Simulating stress-dependent fluid flow in a fractured core sample using real-time X-ray CT data
- 1Institute for Applied Geosciences (AGW), Karlsruhe Institute of Technology (KIT), Karlsruhe, 76131, Germany
- 2School of Earth Sciences, Stanford University, Stanford, CA 94305-2210, USA
- 3Institute for Geosciences, Johannes Gutenberg University of Mainz, Mainz, 55128, Germany
- 4Math2Market GmbH, Kaiserslautern, 67657, Germany
Abstract. Various geoscientific applications require a fast prediction of fracture permeability for an optimal workflow. Hence, the objective of the current study is to introduce and validate a practical method to characterize and approximate single flow in fractures under different stress conditions by using a core-flooding apparatus, in situ X-ray computed tomography (CT) scans and a finite-volume method solving the Navier–Stokes–Brinkman equations. The permeability of the fractured sandstone sample was measured stepwise during a loading–unloading cycle (0.7 to 22.1 MPa and back) to validate the numerical results. Simultaneously, the pressurized core sample was imaged with a medical X-ray CT scanner with a voxel dimension of 0.5 × 0.5 × 1.0 mm3. Fracture geometries were obtained by CT images based on a modification of the simplified missing attenuation (MSMA) approach. Simulation results revealed both qualitative plausibility and a quantitative approximation of the experimentally derived permeabilities. The qualitative results indicate flow channeling along several preferential flow paths with less pronounced tortuosity. Significant changes in permeability can be assigned to temporal and permanent changes within the fracture due to applied stresses. The deviations of the quantitative results appear to be mainly caused by both local underestimation of hydraulic properties due to compositional matrix heterogeneities and the low CT resolution affecting the accurate capturing of sub-grid-scale features. Both affect the proper reproduction of the actual connectivity and therefore also the depiction of the expected permeability hysteresis. Furthermore, the threshold value CTmat (1862.6 HU) depicting the matrix material represents the most sensitive input parameter of the simulations. Small variations of CTmat can cause enormous changes in simulated permeability by up to a factor of 2.6 ± 0.1 and, thus, have to be defined with caution.
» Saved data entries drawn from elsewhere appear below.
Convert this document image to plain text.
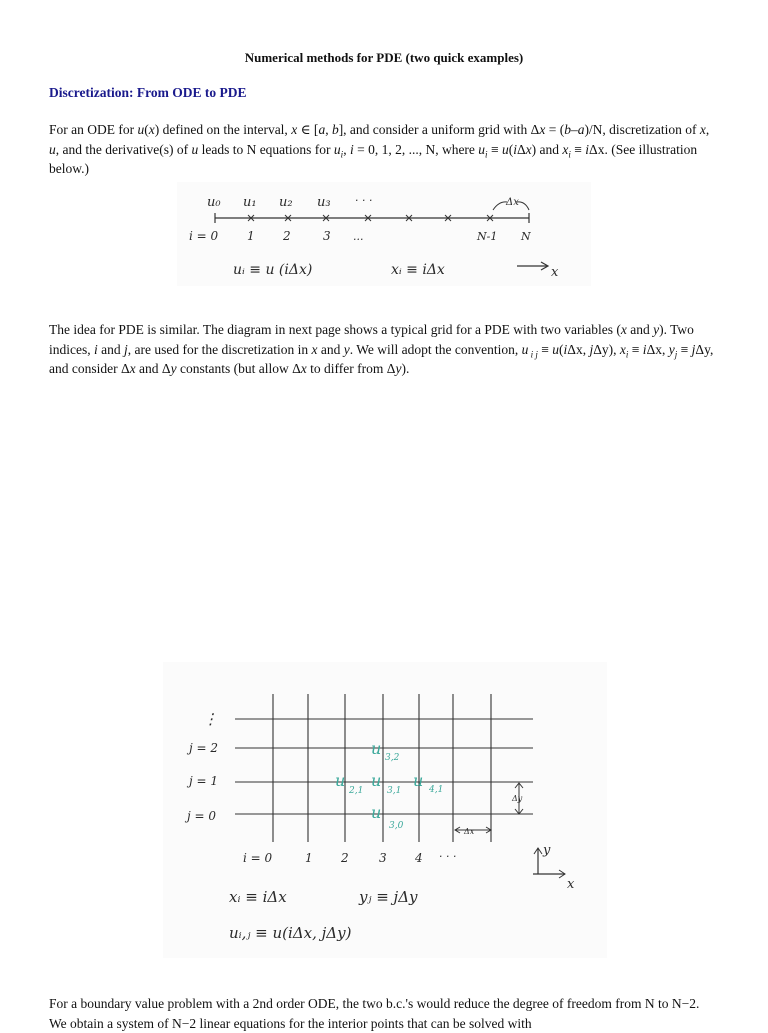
Numerical methods for PDE (two quick examples)
Discretization: From ODE to PDE
For an ODE for u(x) defined on the interval, x ∈ [a, b], and consider a uniform grid with Δx = (b–a)/N, discretization of x, u, and the derivative(s) of u leads to N equations for $u_i$, i = 0, 1, 2, ..., N, where $u_i \equiv u(i\Delta x)$ and $x_i \equiv i\Delta x$. (See illustration below.)
u₀ u₁ u₂ u₃ · · ·	Δx
i = 0 1 2	3 ...	N-1 N
uᵢ ≡ u (iΔx)	xᵢ ≡ iΔx	x
The idea for PDE is similar. The diagram in next page shows a typical grid for a PDE with two variables (x and y). Two indices, i and j, are used for the discretization in x and y. We will adopt the convention, u $_{i j}$ ≡ u(iΔx, jΔy), $x_i \equiv i\Delta x$, $y_j \equiv j\Delta y$, and consider Δx and Δy constants (but allow Δx to differ from Δy).
⋮
j = 2
j = 1
j = 0
u 3,2
u
2,1
u
3,1
u 4,1
u
3,0
Δy
Δx
i = 0	1 2	3 4 · · ·	y
x
xᵢ ≡ iΔx	yⱼ ≡ jΔy
uᵢ,ⱼ ≡ u(iΔx, jΔy)
For a boundary value problem with a 2nd order ODE, the two b.c.'s would reduce the degree of freedom from N to N−2. We obtain a system of N−2 linear equations for the interior points that can be solved with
Nevertheless, comparison with further CT-based flow simulations indicates that the proposed method represents a valuable method to approximate actual permeabilities, particularly for smooth fractures (< 35 µm). However, further systematic investigations concerning the applicability of the method are essential for future studies. Thus, some recommendations are compiled by also including suggestions of comparable studies.